Im Streitfall hat das FA aber nicht eine Vermögensübertragung des Klägers an seine Kinder bei der Bezügeberechnung berücksichtigt. Denn die Vermögenszuwendung bestand nur in der Übertragung der Beteiligung an der atypisch stillen Gesellschaft und fand bereits im Jahr 2003 statt. Mit der Vermögenszuwendung hat der Kläger seinen Kindern jedoch - worauf das FG zu Recht hingewiesen hat - zugleich eine Einkünftequelle übertragen, aus der zum einen laufende Erträge, zum anderen aber auch Erträge aus der Aufdeckung der in der Beteiligung ruhenden stillen Reserven erzielt werden konnten.

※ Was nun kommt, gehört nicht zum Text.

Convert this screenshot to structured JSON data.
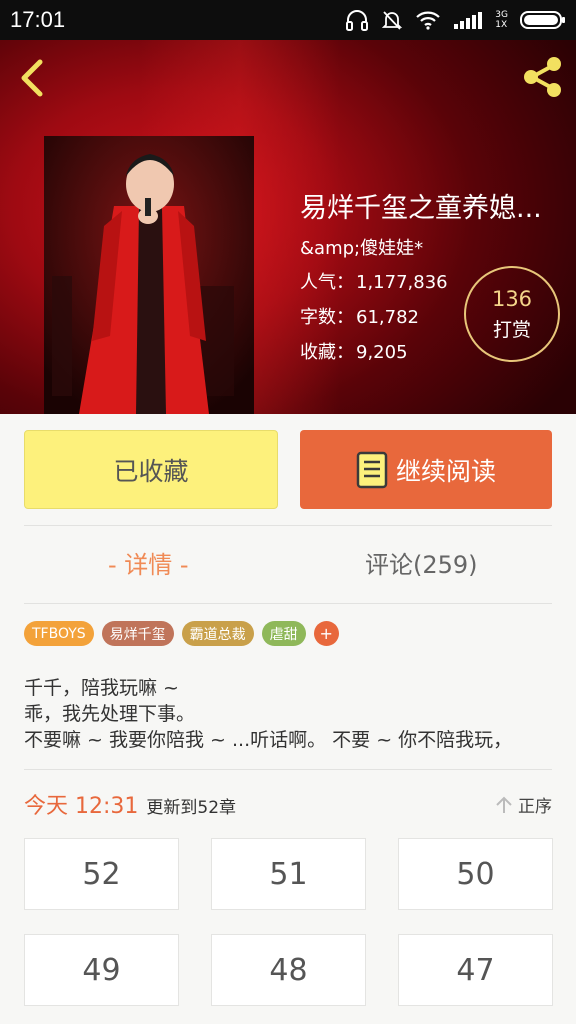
{
  "status_bar": {
    "time": "17:01",
    "network": "3G\n1X"
  },
  "book": {
    "title": "易烊千玺之童养媳...",
    "author": "&amp;傻娃娃*",
    "stats": [
      {
        "label": "人气：",
        "value": "1,177,836"
      },
      {
        "label": "字数：",
        "value": "61,782"
      },
      {
        "label": "收藏：",
        "value": "9,205"
      }
    ],
    "reward": {
      "count": "136",
      "label": "打赏"
    }
  },
  "actions": {
    "favorite_label": "已收藏",
    "read_label": "继续阅读"
  },
  "tabs": {
    "detail": "- 详情 -",
    "comments": "评论(259)"
  },
  "tags": [
    {
      "label": "TFBOYS",
      "color": "#f3a23a"
    },
    {
      "label": "易烊千玺",
      "color": "#c0745a"
    },
    {
      "label": "霸道总裁",
      "color": "#c9a04a"
    },
    {
      "label": "虐甜",
      "color": "#8fb85a"
    }
  ],
  "tag_plus": "+",
  "description": [
    "千千，陪我玩嘛 ~",
    "乖，我先处理下事。",
    "不要嘛 ~ 我要你陪我 ~ ...听话啊。 不要 ~ 你不陪我玩，"
  ],
  "update": {
    "today": "今天 12:31",
    "info": "更新到52章"
  },
  "order_label": "正序",
  "chapters": [
    "52",
    "51",
    "50",
    "49",
    "48",
    "47"
  ],
  "colors": {
    "accent": "#e8683c",
    "favorite_bg": "#fdf17c",
    "tab_active": "#f08a55",
    "reward_ring": "#e8c67a"
  }
}
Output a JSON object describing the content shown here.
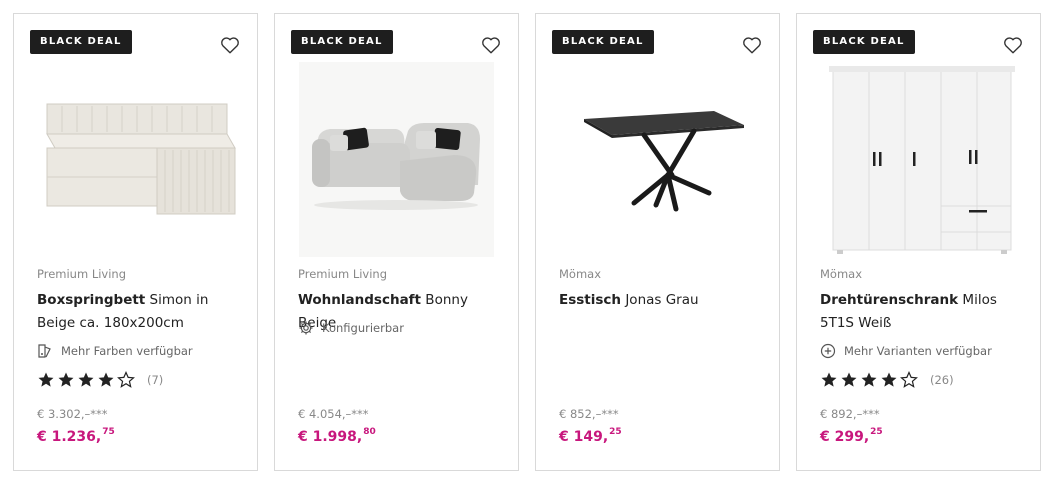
{
  "products": [
    {
      "badge": "BLACK DEAL",
      "image": "boxspring-bed",
      "brand": "Premium Living",
      "title_bold": "Boxspringbett",
      "title_rest": " Simon in Beige ca. 180x200cm",
      "feature_icon": "color-swatch-icon",
      "feature_text": "Mehr Farben verfügbar",
      "rating": 4,
      "rating_count": "(7)",
      "old_price": "€ 3.302,–***",
      "price_main": "€ 1.236,",
      "price_cents": "75"
    },
    {
      "badge": "BLACK DEAL",
      "image": "corner-sofa",
      "brand": "Premium Living",
      "title_bold": "Wohnlandschaft",
      "title_rest": " Bonny Beige",
      "feature_icon": "gear-icon",
      "feature_text": "Konfigurierbar",
      "old_price": "€ 4.054,–***",
      "price_main": "€ 1.998,",
      "price_cents": "80"
    },
    {
      "badge": "BLACK DEAL",
      "image": "dining-table",
      "brand": "Mömax",
      "title_bold": "Esstisch",
      "title_rest": " Jonas Grau",
      "old_price": "€ 852,–***",
      "price_main": "€ 149,",
      "price_cents": "25"
    },
    {
      "badge": "BLACK DEAL",
      "image": "wardrobe",
      "brand": "Mömax",
      "title_bold": "Drehtürenschrank",
      "title_rest": " Milos 5T1S Weiß",
      "feature_icon": "plus-circle-icon",
      "feature_text": "Mehr Varianten verfügbar",
      "rating": 4,
      "rating_count": "(26)",
      "old_price": "€ 892,–***",
      "price_main": "€ 299,",
      "price_cents": "25"
    }
  ],
  "colors": {
    "price": "#c8177d",
    "badge_bg": "#1e1e1e",
    "border": "#d9d9d9"
  }
}
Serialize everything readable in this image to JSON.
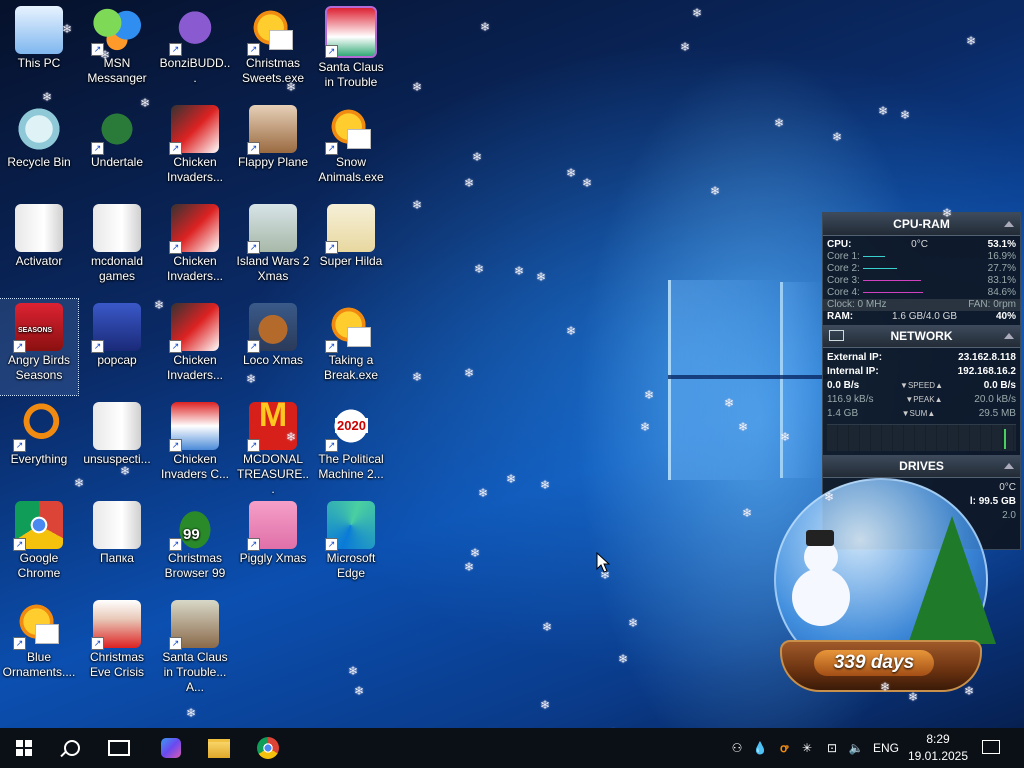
{
  "desktop": {
    "icons": [
      {
        "label": "This PC",
        "icon": "computer-icon"
      },
      {
        "label": "MSN Messanger",
        "icon": "msn-icon"
      },
      {
        "label": "BonziBUDD...",
        "icon": "bonzi-icon"
      },
      {
        "label": "Christmas Sweets.exe",
        "icon": "star-icon"
      },
      {
        "label": "Santa Claus in Trouble",
        "icon": "santa-icon"
      },
      {
        "label": "Recycle Bin",
        "icon": "recycle-bin-icon"
      },
      {
        "label": "Undertale",
        "icon": "undertale-icon"
      },
      {
        "label": "Chicken Invaders...",
        "icon": "chicken-invaders-icon"
      },
      {
        "label": "Flappy Plane",
        "icon": "flappy-plane-icon"
      },
      {
        "label": "Snow Animals.exe",
        "icon": "star-icon"
      },
      {
        "label": "Activator",
        "icon": "folder-icon"
      },
      {
        "label": "mcdonald games",
        "icon": "folder-icon"
      },
      {
        "label": "Chicken Invaders...",
        "icon": "chicken-invaders-icon"
      },
      {
        "label": "Island Wars 2 Xmas",
        "icon": "island-wars-icon"
      },
      {
        "label": "Super Hilda",
        "icon": "super-hilda-icon"
      },
      {
        "label": "Angry Birds Seasons",
        "icon": "angry-birds-icon"
      },
      {
        "label": "popcap",
        "icon": "popcap-icon"
      },
      {
        "label": "Chicken Invaders...",
        "icon": "chicken-invaders-icon"
      },
      {
        "label": "Loco Xmas",
        "icon": "teddy-bear-icon"
      },
      {
        "label": "Taking a Break.exe",
        "icon": "star-icon"
      },
      {
        "label": "Everything",
        "icon": "everything-search-icon"
      },
      {
        "label": "unsuspecti...",
        "icon": "folder-icon"
      },
      {
        "label": "Chicken Invaders C...",
        "icon": "snowman-icon"
      },
      {
        "label": "MCDONAL TREASURE...",
        "icon": "mcdonalds-icon"
      },
      {
        "label": "The Political Machine 2...",
        "icon": "political-machine-icon"
      },
      {
        "label": "Google Chrome",
        "icon": "chrome-icon"
      },
      {
        "label": "Папка",
        "icon": "folder-icon"
      },
      {
        "label": "Christmas Browser 99",
        "icon": "christmas-tree-icon"
      },
      {
        "label": "Piggly Xmas",
        "icon": "pig-icon"
      },
      {
        "label": "Microsoft Edge",
        "icon": "edge-icon"
      },
      {
        "label": "Blue Ornaments....",
        "icon": "star-icon"
      },
      {
        "label": "Christmas Eve Crisis",
        "icon": "santa-face-icon"
      },
      {
        "label": "Santa Claus in Trouble... A...",
        "icon": "santa-icon"
      }
    ],
    "icon_badges": {
      "santa2020": "2020",
      "tree99": "99",
      "angry": "SEASONS"
    }
  },
  "widget": {
    "cpu_ram": {
      "title": "CPU-RAM",
      "cpu_label": "CPU:",
      "cpu_temp": "0°C",
      "cpu_value": "53.1%",
      "cores": [
        {
          "label": "Core 1:",
          "value": "16.9%"
        },
        {
          "label": "Core 2:",
          "value": "27.7%"
        },
        {
          "label": "Core 3:",
          "value": "83.1%"
        },
        {
          "label": "Core 4:",
          "value": "84.6%"
        }
      ],
      "clock": "Clock: 0 MHz",
      "fan": "FAN: 0rpm",
      "ram_label": "RAM:",
      "ram_value": "1.6 GB/4.0 GB",
      "ram_pct": "40%"
    },
    "network": {
      "title": "NETWORK",
      "external_label": "External IP:",
      "external_ip": "23.162.8.118",
      "internal_label": "Internal IP:",
      "internal_ip": "192.168.16.2",
      "speed_left": "0.0 B/s",
      "speed_label": "SPEED",
      "speed_right": "0.0 B/s",
      "peak_left": "116.9 kB/s",
      "peak_label": "PEAK",
      "peak_right": "20.0 kB/s",
      "sum_left": "1.4 GB",
      "sum_label": "SUM",
      "sum_right": "29.5 MB"
    },
    "drives": {
      "title": "DRIVES",
      "temp": "0°C",
      "size": "l: 99.5 GB",
      "extra": "2.0"
    }
  },
  "globe": {
    "days": "339 days"
  },
  "taskbar": {
    "language": "ENG",
    "time": "8:29",
    "date": "19.01.2025"
  }
}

Die Erhaltung der betrieblichen Einheit (Mitunternehmeranteil) als Einkünftequelle ist dabei gerade Sinn und Zweck des § 6 Abs. 3 EStG, der in Abweichung vom Grundsatz der Individualbesteuerung mit der Buchwertfortführung durch den unentgeltlichen Rechtsnachfolger die interpersonelle Verlagerung stiller Reserven erlaubt (vgl. hierzu Schmidt/Kulosa, EStG, 30. Aufl., § 6 Rz 645, m.w.N.). Entsprechend muss sich der unentgeltliche Rechtsnachfolger die (unversteuert) auf ihn übertragenen stillen Reserven bei deren Aufdeckung als eigene Einkünfte zurechnen lassen.

 

 

22

2. Die Beteiligten haben auf mündliche Verhandlung nicht verzichtet. Der Senat hält es für sachdienlich, gemäß § 121 Satz 1 i.V.m. § 90a FGO durch Gerichtsbescheid zu entscheiden.